Now I don't expect Luke to sleep straight through the night. I'm breastfeeding and I know that he should have 1-2 wakings at night to be fed. My concern is that it is more like 5-6 feedings. (Although last night he woke only 4 times, so that was actually an improvement.) But is this something that he'll grow out of on his own or is it something that I need to actually do something about to help him? That's the real crux of the problem.

And it's even more confusing after I read an article that one of the moms in my Ravelry forum posted yesterday: Confession: This Pediatrician is a Sleep Softie. Here's a paragraph from this article:

"Our children have always had a reasonable bedtime (even if we ignore it sometimes), we’ve made sure their sleep is safe, and there has never been (or will be) a TV in a bedroom. And now that they are older, everyone sleeps just fine. But when they were little, it never really mattered to us whether they slept independently, or all night. We broke all sorts of 'sleep rules' on a regular basis."

So this mom (who is also a doctor) just attended to her children's needs and didn't worry about any sort of sleep training. And now they are sleeping just fine on their own. So perhaps soothing Luke myself right now instead of helping him learn to self sooth is not so detrimental as Weissbluth's book would have me believe. 

She also writes, "Personally, I think that as a culture we are a bit too hung up on getting our kids scheduled and independent practically from the time they are born." And this is a statement I fully agree with, which has definitely been a key element in my style of parenting.

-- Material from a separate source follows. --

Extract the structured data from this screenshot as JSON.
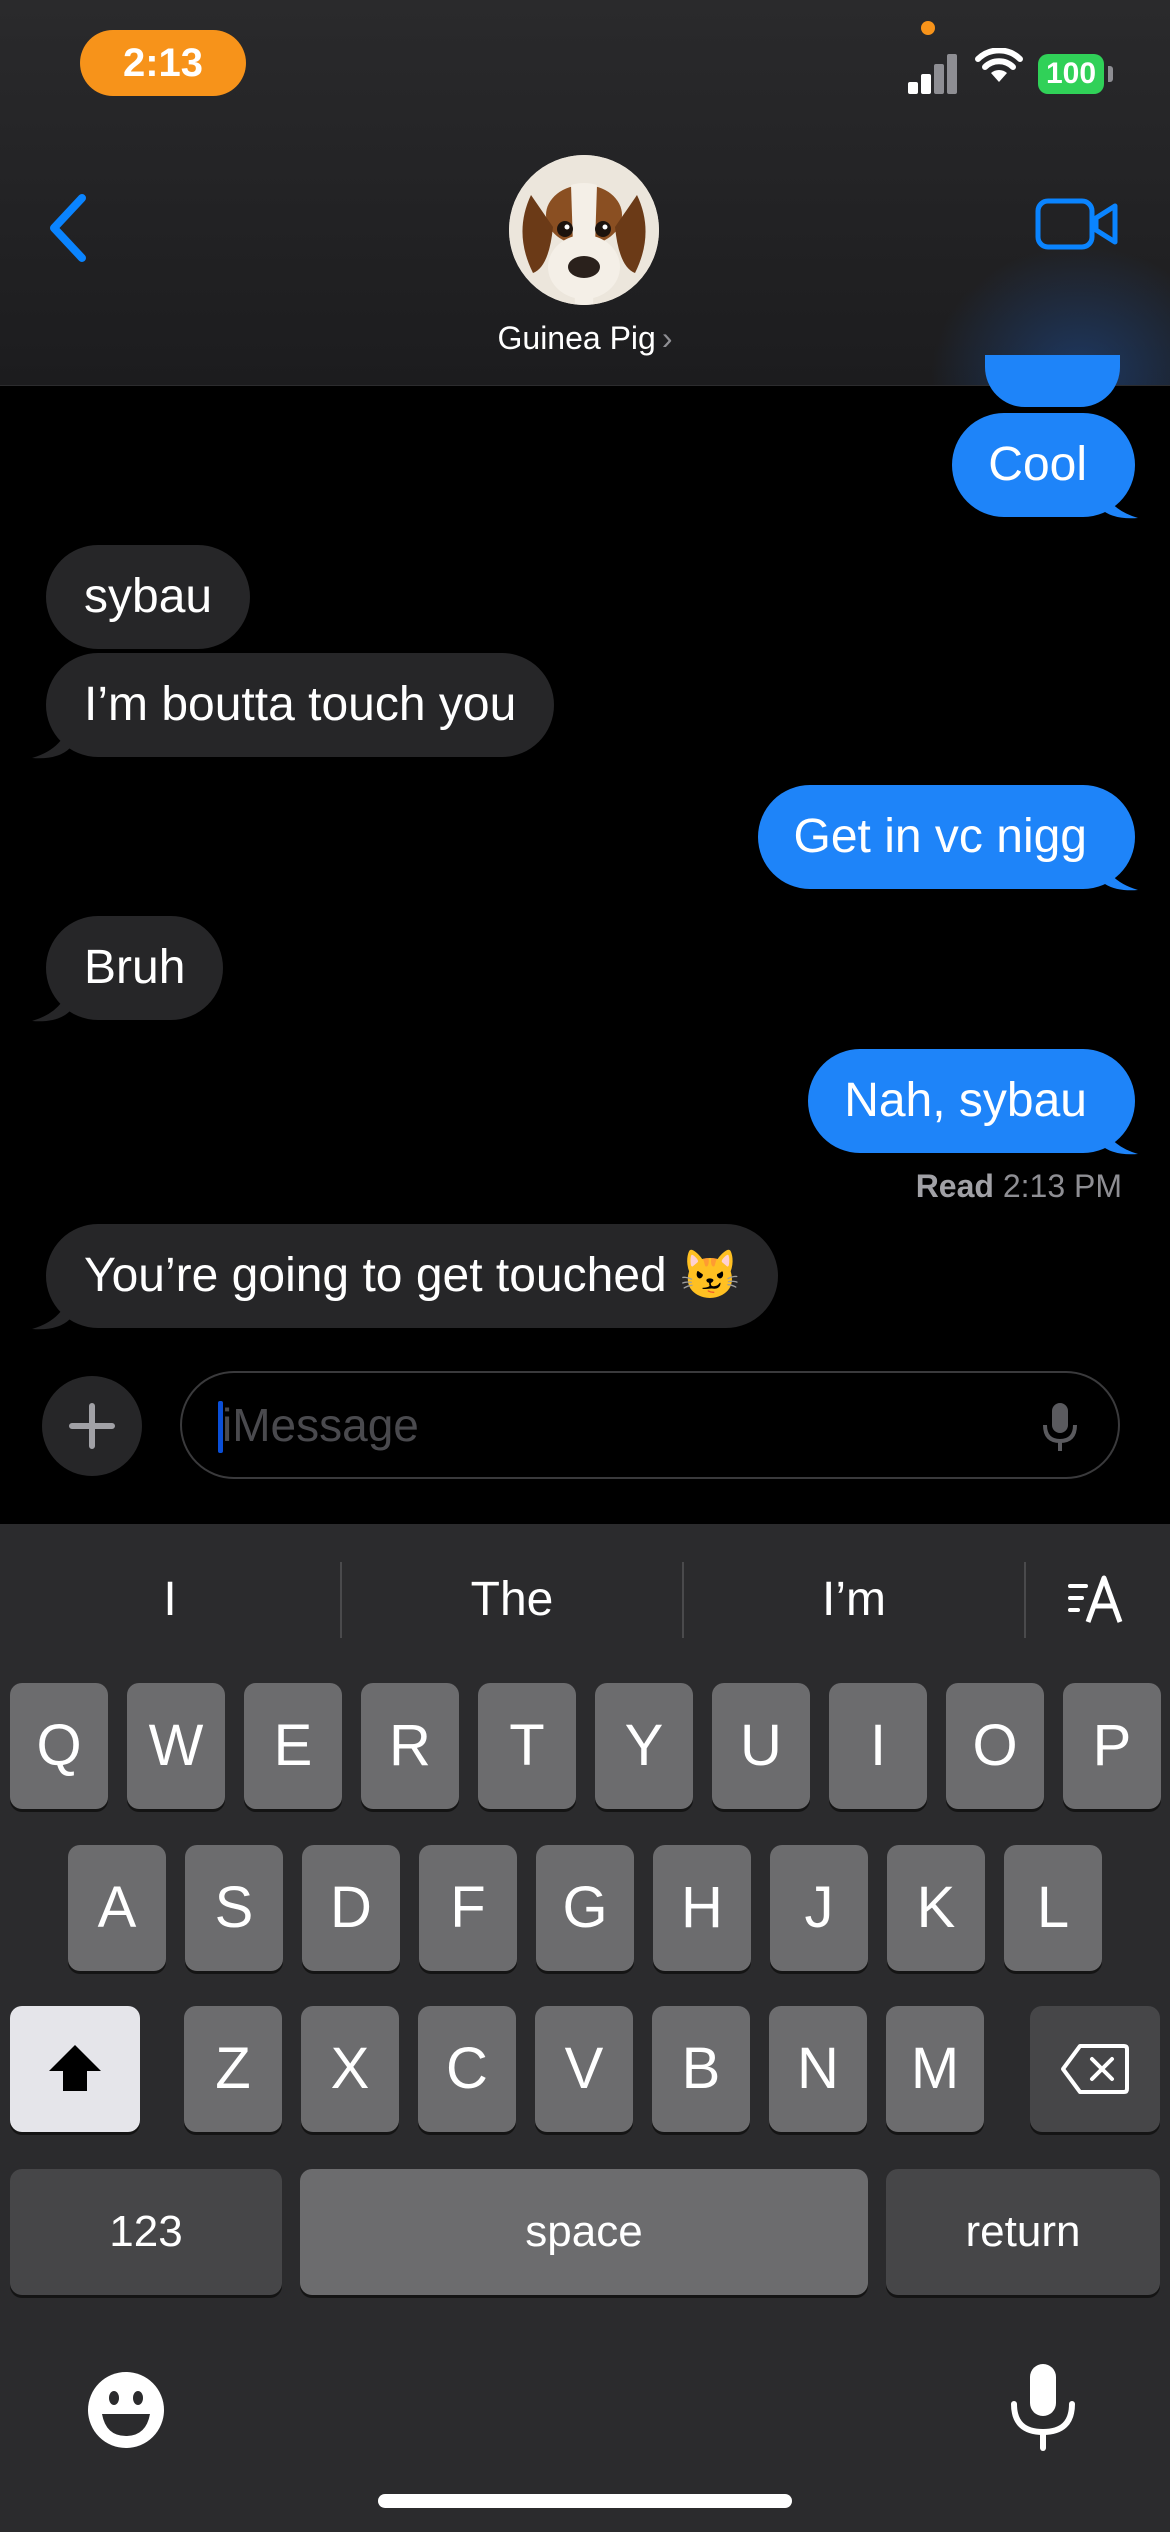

So whom do I listen to? What do I do with Luke's sleep? Except for those two days last weekend, I've been functioning okay with our current sleep routine (although of course I would welcome more sleep). Should I just keep letting things go on as they have? I have to admit that when I do go get Luke at night to nurse him and rock him back to sleep, he always gets a huge smile on his face when he sees me and that is almost enough to make me okay with missing out on my own sleep. Should I just gauge Luke's mood (which overall is very cheerful) and my own and if Luke seems to be more crabby, work more on sleep and if I seem to be getting crabby, make sure I nap when Luke naps? Or should I work through the non-cry-it-out methods in Weissbluth's book to help Luke be able to sleep more independently? Perhaps a balance between the two?

I'm not sure what direction to go, but as long as we don't have multiple days like last weekend, I'm doing okay. And Luke is happy and cheerful when he is awake so he seems to be doing okay, right? And although I know that I need to make sure I get sleep so I can be a good mom, ultimately, it's Luke that I'm most concerned about. And if his current sleep routine is working for him, then should I really be all that concerned? Is it even a problem at all?